Let me tell you, it was tough waiting out the month of continuous break-in that Esoteric mandates. After that I spent many more months evaluating the K-01 in all of its copious configurations. In the end, I can report that all my fervent hopes were fulfilled. The Esoteric K-01 is the most versatile, best-sounding, most finely crafted source component I have ever encountered.
A Reference CD and SACD Player
In listening to CDs through the K-01, I was not bashful about comparing it to the very best. My reference CD “player” is actually a Goldmund Mimesis 36 transport (a benchmark product) driving a dCS Debussy DAC. The two are lashed together via the superb (and eminently reasonably priced) Empirical Design 120 digital cable. Over time, this combination has proven tough— nay, impossible—to beat. The K-03 came close. But the K-01 coldcocked me by outperforming the reference in every parameter.

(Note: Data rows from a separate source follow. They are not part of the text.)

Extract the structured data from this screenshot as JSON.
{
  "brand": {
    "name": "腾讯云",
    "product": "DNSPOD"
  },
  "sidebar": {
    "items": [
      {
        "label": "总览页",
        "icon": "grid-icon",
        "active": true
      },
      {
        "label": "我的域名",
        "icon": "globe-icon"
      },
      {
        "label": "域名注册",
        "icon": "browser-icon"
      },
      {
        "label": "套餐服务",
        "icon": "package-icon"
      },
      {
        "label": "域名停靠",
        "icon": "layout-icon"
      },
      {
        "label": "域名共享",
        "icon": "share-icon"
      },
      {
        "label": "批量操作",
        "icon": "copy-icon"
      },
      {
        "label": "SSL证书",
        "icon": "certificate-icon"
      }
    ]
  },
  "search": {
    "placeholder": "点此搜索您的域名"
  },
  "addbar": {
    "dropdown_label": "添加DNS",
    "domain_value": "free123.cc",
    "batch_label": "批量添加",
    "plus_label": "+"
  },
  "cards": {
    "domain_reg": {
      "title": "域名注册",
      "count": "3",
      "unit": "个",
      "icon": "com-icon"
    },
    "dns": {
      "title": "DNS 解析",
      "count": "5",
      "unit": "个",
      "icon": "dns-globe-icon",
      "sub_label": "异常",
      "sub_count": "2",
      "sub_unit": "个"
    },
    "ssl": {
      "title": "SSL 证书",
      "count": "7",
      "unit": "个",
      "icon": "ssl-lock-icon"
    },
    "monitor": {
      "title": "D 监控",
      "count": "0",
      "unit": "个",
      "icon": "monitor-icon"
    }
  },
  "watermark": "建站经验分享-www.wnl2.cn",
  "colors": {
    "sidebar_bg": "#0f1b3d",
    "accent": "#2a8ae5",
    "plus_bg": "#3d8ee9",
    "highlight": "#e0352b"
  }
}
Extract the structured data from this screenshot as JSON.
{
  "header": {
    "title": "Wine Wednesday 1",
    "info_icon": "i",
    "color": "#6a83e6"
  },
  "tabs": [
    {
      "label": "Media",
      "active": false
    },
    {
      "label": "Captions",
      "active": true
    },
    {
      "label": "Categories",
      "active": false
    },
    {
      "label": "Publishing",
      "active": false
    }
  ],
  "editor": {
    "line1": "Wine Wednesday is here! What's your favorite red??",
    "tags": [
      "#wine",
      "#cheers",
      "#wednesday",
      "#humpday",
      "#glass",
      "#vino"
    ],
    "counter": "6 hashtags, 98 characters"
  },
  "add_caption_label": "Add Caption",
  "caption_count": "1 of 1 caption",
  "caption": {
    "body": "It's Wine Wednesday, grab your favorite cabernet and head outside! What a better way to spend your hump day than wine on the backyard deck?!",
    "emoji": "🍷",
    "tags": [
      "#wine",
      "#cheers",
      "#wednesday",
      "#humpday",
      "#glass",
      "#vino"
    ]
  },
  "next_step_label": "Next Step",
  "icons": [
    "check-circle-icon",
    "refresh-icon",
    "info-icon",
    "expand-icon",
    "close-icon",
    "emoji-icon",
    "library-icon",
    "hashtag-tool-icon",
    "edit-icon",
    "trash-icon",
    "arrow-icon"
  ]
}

Allow me to illustrate using a couple of examples from the Simon and Garfunkel Old Friends box set, lovingly remastered using the always-reliable SBM process [Sony’s Super Bit Mapping]. On the playful “Punky’s Dilemma,” the beat, laid down by guitar strums and finger snaps, is steadier compared to the reference; dynamics rise and fall with more linearity; and, especially, air around and between instruments is far more voluminous. Further, the Esoteric’s ultra-quiet background allows tasty details—like the percussive flourishes that vary delightfully with each verse—to emerge in a clear but unforced way. Timbres are more natural, too; Simon’s guitar sounds more like a guitar, and on other tracks pianos sound more like pianos, bongos more like bongos, etc.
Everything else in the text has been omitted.